Emmanuel Macron en marche... |
Tant à droite qu’à gauche et au centre, Emmanuel Macron a
d’abord été accueilli avec bienveillance.
Puis il a été considéré avec un petit sourire moqueur aux
lèvres avant de commencer à agacer.
Aujourd’hui, le sentiment qui domine l’entière classe
politique est plutôt l’inquiétude d’où une montée de l’agressivité qui va
souvent de pair à son encontre.
Car si certains prédisent un flop de son initiative
En-marche – c’est-à-dire qu’il le souhaite ardemment! – c’est plutôt à un
barrage anti-Macron que l’on assiste ces dernières semaines afin de contrer son
ascension dans les sondages et la réalité même de l’espace politique qu’il veut
incarner.
C’est le cas, d’abord, chez les gardiens des temples que
sont les partis politiques où le «Macron bashing» est désormais la règle.

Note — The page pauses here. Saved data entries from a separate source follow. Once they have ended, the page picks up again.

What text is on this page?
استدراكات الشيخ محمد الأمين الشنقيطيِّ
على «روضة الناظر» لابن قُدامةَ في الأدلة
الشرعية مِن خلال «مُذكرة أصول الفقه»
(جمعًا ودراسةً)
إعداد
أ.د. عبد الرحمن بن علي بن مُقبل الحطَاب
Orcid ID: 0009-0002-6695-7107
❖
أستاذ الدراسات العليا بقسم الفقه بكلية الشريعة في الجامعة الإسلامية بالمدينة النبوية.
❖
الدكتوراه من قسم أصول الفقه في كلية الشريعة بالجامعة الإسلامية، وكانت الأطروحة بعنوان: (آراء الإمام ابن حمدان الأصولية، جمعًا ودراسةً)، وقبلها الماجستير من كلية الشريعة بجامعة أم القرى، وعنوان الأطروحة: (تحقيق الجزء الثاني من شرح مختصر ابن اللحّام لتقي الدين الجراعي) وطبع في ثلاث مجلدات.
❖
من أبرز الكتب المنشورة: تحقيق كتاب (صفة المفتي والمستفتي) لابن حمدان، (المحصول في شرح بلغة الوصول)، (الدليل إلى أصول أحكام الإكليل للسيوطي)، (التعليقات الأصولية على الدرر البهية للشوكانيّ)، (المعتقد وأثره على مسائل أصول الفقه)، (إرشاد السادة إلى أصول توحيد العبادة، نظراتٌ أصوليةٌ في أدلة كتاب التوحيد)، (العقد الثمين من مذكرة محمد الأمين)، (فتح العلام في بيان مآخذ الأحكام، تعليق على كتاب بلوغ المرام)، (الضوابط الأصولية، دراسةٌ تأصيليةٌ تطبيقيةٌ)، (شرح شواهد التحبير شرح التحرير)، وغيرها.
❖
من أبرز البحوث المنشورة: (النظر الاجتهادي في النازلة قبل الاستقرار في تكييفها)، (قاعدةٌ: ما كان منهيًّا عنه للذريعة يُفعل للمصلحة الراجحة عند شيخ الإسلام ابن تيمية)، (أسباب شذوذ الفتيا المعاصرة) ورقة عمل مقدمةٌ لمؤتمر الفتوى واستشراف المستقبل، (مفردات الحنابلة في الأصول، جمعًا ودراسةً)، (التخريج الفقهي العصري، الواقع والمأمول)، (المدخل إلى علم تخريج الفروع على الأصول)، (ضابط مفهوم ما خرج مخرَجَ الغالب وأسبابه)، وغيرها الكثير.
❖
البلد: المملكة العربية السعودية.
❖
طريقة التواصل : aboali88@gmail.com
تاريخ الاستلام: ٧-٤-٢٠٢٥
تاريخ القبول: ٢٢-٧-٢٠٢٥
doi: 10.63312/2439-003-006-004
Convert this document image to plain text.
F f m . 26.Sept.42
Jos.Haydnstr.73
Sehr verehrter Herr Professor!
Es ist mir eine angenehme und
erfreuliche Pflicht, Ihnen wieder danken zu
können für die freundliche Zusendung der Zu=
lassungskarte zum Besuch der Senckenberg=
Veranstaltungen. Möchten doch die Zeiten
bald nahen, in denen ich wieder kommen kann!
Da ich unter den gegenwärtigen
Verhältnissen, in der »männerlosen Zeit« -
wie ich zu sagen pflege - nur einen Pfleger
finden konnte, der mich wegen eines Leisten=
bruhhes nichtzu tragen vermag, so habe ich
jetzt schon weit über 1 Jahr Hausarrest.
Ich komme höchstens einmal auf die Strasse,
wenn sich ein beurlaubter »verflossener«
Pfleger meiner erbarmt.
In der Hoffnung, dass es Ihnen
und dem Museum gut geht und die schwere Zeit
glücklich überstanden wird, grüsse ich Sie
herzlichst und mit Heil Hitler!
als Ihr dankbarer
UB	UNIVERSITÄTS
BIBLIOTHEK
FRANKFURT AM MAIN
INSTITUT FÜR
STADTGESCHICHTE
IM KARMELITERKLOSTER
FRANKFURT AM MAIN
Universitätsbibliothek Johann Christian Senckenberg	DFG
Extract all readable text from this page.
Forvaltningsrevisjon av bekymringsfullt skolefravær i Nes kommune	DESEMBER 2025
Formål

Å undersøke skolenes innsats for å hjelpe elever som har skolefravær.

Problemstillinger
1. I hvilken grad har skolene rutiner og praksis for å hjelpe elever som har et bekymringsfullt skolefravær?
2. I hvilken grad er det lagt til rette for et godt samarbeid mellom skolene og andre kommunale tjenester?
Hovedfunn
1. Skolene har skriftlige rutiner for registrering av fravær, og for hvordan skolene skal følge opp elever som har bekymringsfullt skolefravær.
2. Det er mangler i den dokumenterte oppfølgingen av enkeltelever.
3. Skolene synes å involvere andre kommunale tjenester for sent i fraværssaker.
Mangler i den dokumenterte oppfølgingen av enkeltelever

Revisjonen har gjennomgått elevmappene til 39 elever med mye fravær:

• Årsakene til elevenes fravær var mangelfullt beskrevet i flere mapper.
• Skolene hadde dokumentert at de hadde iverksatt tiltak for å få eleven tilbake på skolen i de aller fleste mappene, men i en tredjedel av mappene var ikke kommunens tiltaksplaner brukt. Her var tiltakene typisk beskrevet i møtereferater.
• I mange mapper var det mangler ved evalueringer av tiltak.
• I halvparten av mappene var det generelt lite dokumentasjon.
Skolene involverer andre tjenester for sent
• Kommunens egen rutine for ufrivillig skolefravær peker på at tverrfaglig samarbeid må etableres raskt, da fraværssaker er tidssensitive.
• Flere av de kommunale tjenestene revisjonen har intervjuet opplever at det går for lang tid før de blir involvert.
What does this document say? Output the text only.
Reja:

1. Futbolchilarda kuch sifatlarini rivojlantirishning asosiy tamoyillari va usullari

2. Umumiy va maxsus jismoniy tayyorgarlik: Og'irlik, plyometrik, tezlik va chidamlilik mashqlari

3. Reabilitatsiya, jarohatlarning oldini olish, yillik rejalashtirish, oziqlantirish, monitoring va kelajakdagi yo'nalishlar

Ainsi, au Parti socialiste, les critiques, voire les
anathèmes qui venaient jusque là essentiellement de la gauche radicale et de
l’extrême-gauche, envers le ministre de l’Economie sont nettement plus nombreux
que les éloges qui sont désormais du passé.
Même chose au gouvernement où Manuel Valls ne se cache même
plus pour lui envoyer des piques et des rappels à l’ordre pendant que nombre de
ses collègues ne sont guère avares de petites phrases pour se désolidariser de
ses dires et de ses initiatives.
A droite, après avoir tenté d’abord la stratégie des
compliments afin de semer la zizanie à gauche puis avoir essayé de le
débaucher, on en est désormais à la phase où sa personne et son action sont
constamment et systématiquement blâmées.
Il faut dire que le nombre de sympathisants de droite qui
ont une bonne opinion de Macron, qui estiment que son bilan est positif et
qu’il serait un bon président de la république ne cesse de progresser ce qui a
de quoi inquiéter les dirigeants de LR.
Ce qui est nouveau, c’est que le Centre s’y est mis
également avec un François Bayrou qui est devenu un de ses plus grands
contempteurs alors que l’UDI continue à jouer sur les deux tableaux en lui
faisant des appels du pied tout en attaquant son bilan.
Là aussi, la grande popularité de Macron auprès des
sympathisants des partis centristes sonnent comme une alarme auprès des
dirigeants du MoDem et de l’UDI qui voient arriver sur leurs plates-bandes un
nouveau venu qui les ringardise et menace leurs prés carrés.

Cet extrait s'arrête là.